Pope Francis should be arrested over “perverted” book, Archbishop says

The archbishop has become an increasingly outspoken critic of the Pope and the church as it navigates topics like sexuality.

NEWSWEEK

An archbishop has launched an attack against Pope Francis over the controversy surrounding a book written by a cardinal in 1998.

Archbishop Carlo Maria Viganò, an Italian clergyman who has frequently found himself at odds with Pope Francis over the direction of the Catholic church, has taken to social media to blast a resurfaced book written 25 years ago by another cleric.

The archbishop views the work as “pornographic” and a “perversion,” and has now demanded the arrest of both the writer, Cardinal Víctor Manuel Fernández, and the Pope.

Newsweek has reached out to the Vatican by email seeking comment.

The archbishop previously served as a Vatican ambassador to the U.S. for five years; he was appointed as Apostolic Nuncio in 2011 and remained in post until his retirement in 2016. He has become an increasingly outspoken critic of the Pope and the church as it navigates the modern age and grapples with issues such as sexuality, the COVID-19 pandemic, and historic sexual abuse scandals. His warnings of a globalist conspiracy saw him win the approving attention of then-President Donald Trump in 2020, which elevated his status further.

The archbishop’s campaign has escalated after he called for the arrest of the head of the Catholic church.

What Is the Controversy Over?

Archbishop Viganò was responding to a recently resurfaced book from 1998 called Mystical Passion: Spirituality and Sensuality, written by the then-priest Fernández. The book reportedly includes graphic descriptions of male and female orgasms in addition to discussing how sexual partners could find God in climax. Newsweek has not accessed a copy of the book.

The clergyman suggested God could “make himself present when two human beings love each other and reach orgasm; and that orgasm, lived in the presence of God, can also be a sublime act of the presence of God,” the Catholic Herald magazine wrote in a commentary, quoting Fernández’s book.

The book resurfaced after the now-Cardinal Fernández, with the Pope’s approval, allowed pastors to give non-liturgical blessings to couples in “irregular situations,” such as gay couples or cohabiting unmarried partners.

On January 8, Viganò took to social media site X (formerly Twitter) and—referring to the Pope as “the Argentinean” and Fernandez as “Tucho”—wrote: “The blasphemous sewer regurgitations of Tucho’s repulsive pamphlet show such a level of perversion and alienation to the Faith as to demand the expulsion manu militari of the Argentinean and his accomplices. The Swiss Guards have sworn to defend the See of Peter, not the one who is systematically demolishing it. Let them therefore be faithful to their oath and arrest these heretical perverts!”

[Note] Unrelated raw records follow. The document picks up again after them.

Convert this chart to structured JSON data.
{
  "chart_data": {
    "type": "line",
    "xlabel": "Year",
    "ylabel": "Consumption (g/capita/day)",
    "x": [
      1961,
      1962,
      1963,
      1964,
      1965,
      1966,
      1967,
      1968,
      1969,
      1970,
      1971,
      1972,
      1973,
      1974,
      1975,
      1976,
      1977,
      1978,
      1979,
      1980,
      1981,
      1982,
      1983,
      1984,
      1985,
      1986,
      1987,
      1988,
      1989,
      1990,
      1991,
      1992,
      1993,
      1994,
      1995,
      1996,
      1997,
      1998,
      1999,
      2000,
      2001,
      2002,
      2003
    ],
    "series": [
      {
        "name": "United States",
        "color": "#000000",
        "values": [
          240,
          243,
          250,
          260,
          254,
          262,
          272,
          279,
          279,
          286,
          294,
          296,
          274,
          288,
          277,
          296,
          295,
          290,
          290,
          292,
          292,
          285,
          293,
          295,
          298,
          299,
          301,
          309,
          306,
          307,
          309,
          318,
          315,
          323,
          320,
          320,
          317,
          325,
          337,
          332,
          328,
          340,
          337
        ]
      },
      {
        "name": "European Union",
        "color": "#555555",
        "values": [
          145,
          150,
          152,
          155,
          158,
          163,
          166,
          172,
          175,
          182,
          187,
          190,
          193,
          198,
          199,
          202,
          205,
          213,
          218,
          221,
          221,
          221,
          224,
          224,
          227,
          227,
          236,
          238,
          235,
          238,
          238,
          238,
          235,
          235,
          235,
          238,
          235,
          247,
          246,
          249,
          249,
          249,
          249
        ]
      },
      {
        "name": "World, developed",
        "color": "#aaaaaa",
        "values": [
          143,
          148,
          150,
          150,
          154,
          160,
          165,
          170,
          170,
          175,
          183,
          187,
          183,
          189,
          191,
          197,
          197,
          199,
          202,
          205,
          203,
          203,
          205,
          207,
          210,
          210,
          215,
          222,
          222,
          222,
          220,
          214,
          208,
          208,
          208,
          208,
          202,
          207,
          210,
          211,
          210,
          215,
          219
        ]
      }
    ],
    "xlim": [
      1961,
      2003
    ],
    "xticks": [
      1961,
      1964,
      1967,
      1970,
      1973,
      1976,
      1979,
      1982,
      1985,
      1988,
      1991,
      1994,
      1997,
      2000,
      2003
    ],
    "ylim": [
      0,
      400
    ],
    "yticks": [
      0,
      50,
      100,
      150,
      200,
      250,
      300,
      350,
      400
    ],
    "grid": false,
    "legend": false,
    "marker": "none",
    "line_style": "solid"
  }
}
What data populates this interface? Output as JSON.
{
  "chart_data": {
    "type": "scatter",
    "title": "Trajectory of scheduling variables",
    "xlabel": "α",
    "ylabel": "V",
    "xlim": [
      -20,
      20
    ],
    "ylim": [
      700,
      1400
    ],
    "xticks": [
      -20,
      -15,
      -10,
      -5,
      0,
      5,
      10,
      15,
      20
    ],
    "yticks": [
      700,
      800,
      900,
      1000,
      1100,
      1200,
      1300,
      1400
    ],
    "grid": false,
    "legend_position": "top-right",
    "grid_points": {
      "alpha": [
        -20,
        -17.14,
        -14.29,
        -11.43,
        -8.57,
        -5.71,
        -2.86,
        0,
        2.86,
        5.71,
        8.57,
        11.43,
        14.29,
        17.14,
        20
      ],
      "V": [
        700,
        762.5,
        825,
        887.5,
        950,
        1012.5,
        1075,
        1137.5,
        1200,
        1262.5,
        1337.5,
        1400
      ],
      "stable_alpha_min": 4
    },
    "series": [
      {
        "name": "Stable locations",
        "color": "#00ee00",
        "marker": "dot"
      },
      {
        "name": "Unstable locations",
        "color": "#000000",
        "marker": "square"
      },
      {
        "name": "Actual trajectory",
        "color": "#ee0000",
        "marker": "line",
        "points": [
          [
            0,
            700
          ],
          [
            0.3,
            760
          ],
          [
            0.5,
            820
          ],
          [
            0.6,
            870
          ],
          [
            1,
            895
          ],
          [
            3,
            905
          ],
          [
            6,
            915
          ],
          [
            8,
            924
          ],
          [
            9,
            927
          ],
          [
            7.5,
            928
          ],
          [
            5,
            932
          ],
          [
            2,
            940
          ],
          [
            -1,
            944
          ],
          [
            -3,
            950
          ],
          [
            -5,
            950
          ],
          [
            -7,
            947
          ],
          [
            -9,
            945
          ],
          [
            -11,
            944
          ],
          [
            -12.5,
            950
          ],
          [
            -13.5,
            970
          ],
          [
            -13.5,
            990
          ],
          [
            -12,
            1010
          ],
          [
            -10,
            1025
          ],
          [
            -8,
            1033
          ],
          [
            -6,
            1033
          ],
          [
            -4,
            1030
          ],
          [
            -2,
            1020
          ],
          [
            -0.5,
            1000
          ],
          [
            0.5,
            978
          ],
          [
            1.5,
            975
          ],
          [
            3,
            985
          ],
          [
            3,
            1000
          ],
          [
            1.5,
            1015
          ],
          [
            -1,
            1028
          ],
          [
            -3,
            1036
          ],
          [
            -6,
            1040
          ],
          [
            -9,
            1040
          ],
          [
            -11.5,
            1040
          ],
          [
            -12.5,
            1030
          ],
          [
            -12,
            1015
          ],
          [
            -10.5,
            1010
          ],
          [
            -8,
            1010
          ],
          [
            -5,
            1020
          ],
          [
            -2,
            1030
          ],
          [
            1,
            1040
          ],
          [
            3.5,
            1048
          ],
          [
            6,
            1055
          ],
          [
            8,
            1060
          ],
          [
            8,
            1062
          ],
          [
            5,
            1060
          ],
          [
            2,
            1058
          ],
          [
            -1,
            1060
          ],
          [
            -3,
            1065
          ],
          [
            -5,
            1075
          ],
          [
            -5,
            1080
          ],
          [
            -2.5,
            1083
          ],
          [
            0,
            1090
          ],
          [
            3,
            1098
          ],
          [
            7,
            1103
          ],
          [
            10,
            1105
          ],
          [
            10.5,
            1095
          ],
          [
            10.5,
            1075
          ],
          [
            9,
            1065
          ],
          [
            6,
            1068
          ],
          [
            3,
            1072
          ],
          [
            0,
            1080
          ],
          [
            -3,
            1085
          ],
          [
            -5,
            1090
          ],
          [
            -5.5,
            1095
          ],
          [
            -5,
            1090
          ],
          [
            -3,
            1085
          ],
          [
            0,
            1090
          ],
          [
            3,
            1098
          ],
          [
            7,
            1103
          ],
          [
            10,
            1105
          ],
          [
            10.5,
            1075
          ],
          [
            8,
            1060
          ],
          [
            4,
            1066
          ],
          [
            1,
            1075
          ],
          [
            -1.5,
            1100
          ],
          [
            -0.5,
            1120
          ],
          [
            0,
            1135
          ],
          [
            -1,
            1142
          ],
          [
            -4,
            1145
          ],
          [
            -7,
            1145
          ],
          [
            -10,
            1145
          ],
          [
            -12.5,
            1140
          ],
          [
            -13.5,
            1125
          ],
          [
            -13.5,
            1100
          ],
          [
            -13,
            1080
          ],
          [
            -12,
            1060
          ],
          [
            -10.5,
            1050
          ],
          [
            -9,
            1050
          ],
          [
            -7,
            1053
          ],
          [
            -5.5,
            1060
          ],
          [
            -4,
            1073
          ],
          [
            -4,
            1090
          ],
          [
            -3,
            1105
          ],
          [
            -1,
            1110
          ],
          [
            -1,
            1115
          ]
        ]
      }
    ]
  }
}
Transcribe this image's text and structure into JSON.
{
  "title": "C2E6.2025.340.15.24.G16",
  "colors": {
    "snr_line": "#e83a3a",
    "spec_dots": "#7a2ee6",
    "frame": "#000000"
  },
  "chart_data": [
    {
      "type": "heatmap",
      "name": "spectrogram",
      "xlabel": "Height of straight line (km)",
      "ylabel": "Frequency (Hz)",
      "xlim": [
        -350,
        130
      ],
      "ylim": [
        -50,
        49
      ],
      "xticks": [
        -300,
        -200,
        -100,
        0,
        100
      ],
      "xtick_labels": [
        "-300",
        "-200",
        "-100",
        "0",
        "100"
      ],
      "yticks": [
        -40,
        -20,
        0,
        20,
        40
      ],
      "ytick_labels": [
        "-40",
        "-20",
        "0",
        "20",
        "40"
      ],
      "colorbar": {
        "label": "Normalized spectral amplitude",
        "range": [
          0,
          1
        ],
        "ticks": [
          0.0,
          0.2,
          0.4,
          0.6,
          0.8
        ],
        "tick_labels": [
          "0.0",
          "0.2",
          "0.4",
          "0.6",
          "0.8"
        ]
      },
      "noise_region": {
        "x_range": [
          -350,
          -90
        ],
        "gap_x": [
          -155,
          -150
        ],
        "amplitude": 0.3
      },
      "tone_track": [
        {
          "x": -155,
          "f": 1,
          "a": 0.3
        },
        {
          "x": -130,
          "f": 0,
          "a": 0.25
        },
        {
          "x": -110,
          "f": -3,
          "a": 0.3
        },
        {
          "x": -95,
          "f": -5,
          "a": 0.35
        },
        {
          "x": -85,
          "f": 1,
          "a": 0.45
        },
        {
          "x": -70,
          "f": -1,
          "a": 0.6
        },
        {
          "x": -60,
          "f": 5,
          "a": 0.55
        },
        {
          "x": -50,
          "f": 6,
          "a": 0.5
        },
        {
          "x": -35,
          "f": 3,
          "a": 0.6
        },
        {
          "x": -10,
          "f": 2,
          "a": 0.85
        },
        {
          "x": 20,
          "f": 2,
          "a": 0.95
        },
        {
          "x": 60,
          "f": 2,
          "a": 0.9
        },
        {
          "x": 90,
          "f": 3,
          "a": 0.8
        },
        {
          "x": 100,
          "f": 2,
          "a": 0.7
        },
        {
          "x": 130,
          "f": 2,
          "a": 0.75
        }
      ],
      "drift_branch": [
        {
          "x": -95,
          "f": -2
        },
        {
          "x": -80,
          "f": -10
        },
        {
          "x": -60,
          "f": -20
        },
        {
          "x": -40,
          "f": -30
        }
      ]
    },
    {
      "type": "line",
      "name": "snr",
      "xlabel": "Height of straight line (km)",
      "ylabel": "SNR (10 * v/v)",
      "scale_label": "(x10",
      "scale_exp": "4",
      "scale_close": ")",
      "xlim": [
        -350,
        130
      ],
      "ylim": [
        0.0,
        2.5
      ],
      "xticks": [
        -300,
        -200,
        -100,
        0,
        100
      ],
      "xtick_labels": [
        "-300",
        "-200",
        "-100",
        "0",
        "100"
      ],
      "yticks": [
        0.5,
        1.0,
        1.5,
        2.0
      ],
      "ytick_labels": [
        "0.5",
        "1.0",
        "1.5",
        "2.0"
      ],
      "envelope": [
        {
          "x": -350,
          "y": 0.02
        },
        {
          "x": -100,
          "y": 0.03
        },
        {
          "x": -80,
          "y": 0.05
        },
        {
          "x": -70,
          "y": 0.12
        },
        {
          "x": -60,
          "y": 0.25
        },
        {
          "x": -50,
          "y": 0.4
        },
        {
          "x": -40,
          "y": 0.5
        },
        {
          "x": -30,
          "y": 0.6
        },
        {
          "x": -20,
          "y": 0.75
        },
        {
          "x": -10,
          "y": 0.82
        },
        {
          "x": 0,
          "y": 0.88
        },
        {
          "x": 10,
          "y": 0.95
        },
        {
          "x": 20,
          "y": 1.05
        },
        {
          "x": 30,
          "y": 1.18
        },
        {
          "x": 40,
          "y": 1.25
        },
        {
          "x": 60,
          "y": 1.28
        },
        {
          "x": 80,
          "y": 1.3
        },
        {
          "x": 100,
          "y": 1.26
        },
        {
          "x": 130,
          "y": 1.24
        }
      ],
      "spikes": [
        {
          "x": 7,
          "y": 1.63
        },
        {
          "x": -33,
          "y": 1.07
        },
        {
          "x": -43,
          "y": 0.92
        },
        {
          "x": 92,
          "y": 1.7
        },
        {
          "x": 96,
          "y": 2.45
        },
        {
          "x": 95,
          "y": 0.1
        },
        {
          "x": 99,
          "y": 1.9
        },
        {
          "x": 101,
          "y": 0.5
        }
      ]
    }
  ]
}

On January 8, the Cardinal gave an interview to Catholic website Crux and said he had been young when he wrote the book, adding: “I certainly would not write [it] now.”

He said: “Long after that book, I wrote much more serious ones like, The Healing Force of Mysticism… [and I] never allowed it to be reprinted.” He said he tried to help couples “better understand the spiritual meaning of their relationships,” but added that he had later tried to quash the book amid fears it “could be misinterpreted.”

A few days later, Archbishop Viganò again took to X to share a link to his full statement on the issue, by directing readers to a Catholic website called Exsurge Domine.

Repeatedly calling the Pope “Bergoglio”—referencing the pontiff’s birth name of Jorge Mario Bergoglio—he wrote: “Look at… Bergoglio’s audiences with transsexuals, well-known homosexuals, and cohabiting lovers: can anyone seriously believe that there is no coherence in this cesspool of vices and perversions with what Tucho wrote in 1998?”